Information at a Glance
For more detailed information about working with N-gram Dictionary Builder, see Test Corpus Parsing.
Input
A corpus of documents represented as a data set with one row per document and at least one column of text. You can select the column with the text to analyze from the Text Column parameter.
Configuration
Parameter | Description |
---|---|
Notes | Any notes or helpful information about this operator's parameter settings. When you enter content in the Notes field, a yellow asterisk is displayed on the operator. |
Text Column | Select the column with the text of each document. |
Maximum Size of N-Gram | Must be 1, 2 (the default), or 3 (Unigrams, Bigrams, or Trigrams). |
Case Insensitive | If yes (the default), all words in corpus are considered lowercase, so "Fish" and "fish" would be considered the same token. |
Use Sentence Tokenization |
|
Use Stemming |
Stemming means reducing the forms of a word to a single word. For example: "swims", "swimmer", and "swimming" would all be parsed into the token "swim". Stemming is its own complicated subfield of linguistics, so for simplicity, we use the Porter Stemmer from apache.open.nlp. |
Filter Stop Words |
Stop words are words that are very common or not useful for the analysis; for example, "a", "the", and "that". You can specify your own list of stop words in the Stop Words File parameter, or use our default list of stop words here. |
Stop Words File | If left at the default value, a standard set of stop words is used. You can find this list
here.
Otherwise, choose a file that contains a list of stop words. This list must be one word per line and should be small enough to fit in memory. |
Output Directory | The location to store the output files. |
Output Name | The name to contain the results. |
Overwrite Output | Specifies whether to delete existing data at that path. |
Advanced Spark Settings Automatic Optimization |
|
Outputs
- Visual Output
-
Three sections are displayed after the operator is run:
- Dictionary
- A table that shows the first preview of the n-gram dictionary generated by the operator and passed on to future operators.
- Corpus Statistics
- Shows aggregate counts for number of documents, n-grams, and unique tokens found, as shown in the following example.
- Summary
- Contains some information about which parameters were selected and where the results were stored. Use this information to navigate to the full results data set.
Additional Notes
The data output of this operator is written to HDFS as a delimited file, but is not recognized by Team Studio as a tabular data set.

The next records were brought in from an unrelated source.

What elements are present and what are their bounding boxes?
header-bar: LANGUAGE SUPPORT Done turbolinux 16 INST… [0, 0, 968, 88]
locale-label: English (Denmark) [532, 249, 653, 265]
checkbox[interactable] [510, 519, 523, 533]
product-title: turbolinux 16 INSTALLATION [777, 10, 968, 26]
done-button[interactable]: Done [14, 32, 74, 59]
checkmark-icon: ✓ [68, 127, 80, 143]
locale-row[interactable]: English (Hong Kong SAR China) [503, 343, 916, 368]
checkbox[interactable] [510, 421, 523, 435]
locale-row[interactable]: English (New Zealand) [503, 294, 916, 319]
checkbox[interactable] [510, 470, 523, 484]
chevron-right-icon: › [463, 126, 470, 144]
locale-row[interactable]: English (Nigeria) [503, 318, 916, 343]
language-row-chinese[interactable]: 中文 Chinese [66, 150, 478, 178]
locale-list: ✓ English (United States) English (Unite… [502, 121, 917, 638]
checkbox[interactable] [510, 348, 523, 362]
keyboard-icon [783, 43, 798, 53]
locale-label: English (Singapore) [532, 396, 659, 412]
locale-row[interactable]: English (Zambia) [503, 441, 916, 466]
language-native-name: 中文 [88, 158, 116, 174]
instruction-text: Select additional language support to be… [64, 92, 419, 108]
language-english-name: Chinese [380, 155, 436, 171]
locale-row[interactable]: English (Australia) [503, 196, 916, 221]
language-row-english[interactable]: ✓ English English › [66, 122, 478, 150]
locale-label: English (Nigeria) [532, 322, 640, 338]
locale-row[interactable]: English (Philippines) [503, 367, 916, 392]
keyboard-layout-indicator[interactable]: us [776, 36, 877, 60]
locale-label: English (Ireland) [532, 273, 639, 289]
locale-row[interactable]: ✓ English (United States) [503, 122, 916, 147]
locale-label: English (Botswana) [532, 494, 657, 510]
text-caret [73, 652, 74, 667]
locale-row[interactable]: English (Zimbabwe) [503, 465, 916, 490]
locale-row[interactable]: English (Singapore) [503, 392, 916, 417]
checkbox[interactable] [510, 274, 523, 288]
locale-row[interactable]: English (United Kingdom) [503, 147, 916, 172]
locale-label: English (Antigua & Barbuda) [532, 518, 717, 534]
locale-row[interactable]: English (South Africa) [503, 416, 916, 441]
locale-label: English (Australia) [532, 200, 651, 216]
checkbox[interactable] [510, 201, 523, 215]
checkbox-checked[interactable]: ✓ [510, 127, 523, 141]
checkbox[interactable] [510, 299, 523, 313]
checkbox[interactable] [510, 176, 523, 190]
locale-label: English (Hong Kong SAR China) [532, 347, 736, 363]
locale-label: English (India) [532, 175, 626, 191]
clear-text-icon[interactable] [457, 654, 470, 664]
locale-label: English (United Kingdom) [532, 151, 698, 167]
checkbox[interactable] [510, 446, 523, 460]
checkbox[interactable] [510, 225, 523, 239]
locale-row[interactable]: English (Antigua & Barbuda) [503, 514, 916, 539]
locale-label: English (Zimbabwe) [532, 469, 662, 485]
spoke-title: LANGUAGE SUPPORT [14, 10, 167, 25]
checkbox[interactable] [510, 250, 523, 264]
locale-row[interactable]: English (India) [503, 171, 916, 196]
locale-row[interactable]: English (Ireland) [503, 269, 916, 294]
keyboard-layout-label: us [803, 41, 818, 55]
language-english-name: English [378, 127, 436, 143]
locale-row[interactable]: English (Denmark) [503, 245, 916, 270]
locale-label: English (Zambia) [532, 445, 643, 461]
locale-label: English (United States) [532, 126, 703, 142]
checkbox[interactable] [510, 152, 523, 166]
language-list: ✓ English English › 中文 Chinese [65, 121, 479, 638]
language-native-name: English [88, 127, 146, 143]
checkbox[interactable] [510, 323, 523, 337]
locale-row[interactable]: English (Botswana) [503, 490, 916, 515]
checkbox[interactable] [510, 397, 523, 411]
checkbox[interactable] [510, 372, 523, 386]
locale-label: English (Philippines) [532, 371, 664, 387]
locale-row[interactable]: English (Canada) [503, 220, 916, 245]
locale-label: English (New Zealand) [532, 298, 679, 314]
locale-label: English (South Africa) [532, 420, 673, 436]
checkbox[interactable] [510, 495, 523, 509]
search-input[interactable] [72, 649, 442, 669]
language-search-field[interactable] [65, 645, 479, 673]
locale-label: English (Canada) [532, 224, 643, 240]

This is because it is a special n-gram dictionary type that is only recognized by the Text Featurizer operator.
Although you cannot connect a transformation operator such as Summary Statistics to this operator directly, you can go to the location of the results on HDFS (specified in the Summary tab of the results pane), drag the file(s) onto your workflow, and use that as input to other Team Studio operators. However, keep in mind that, if you use this method, the files might be stored in multiple parts.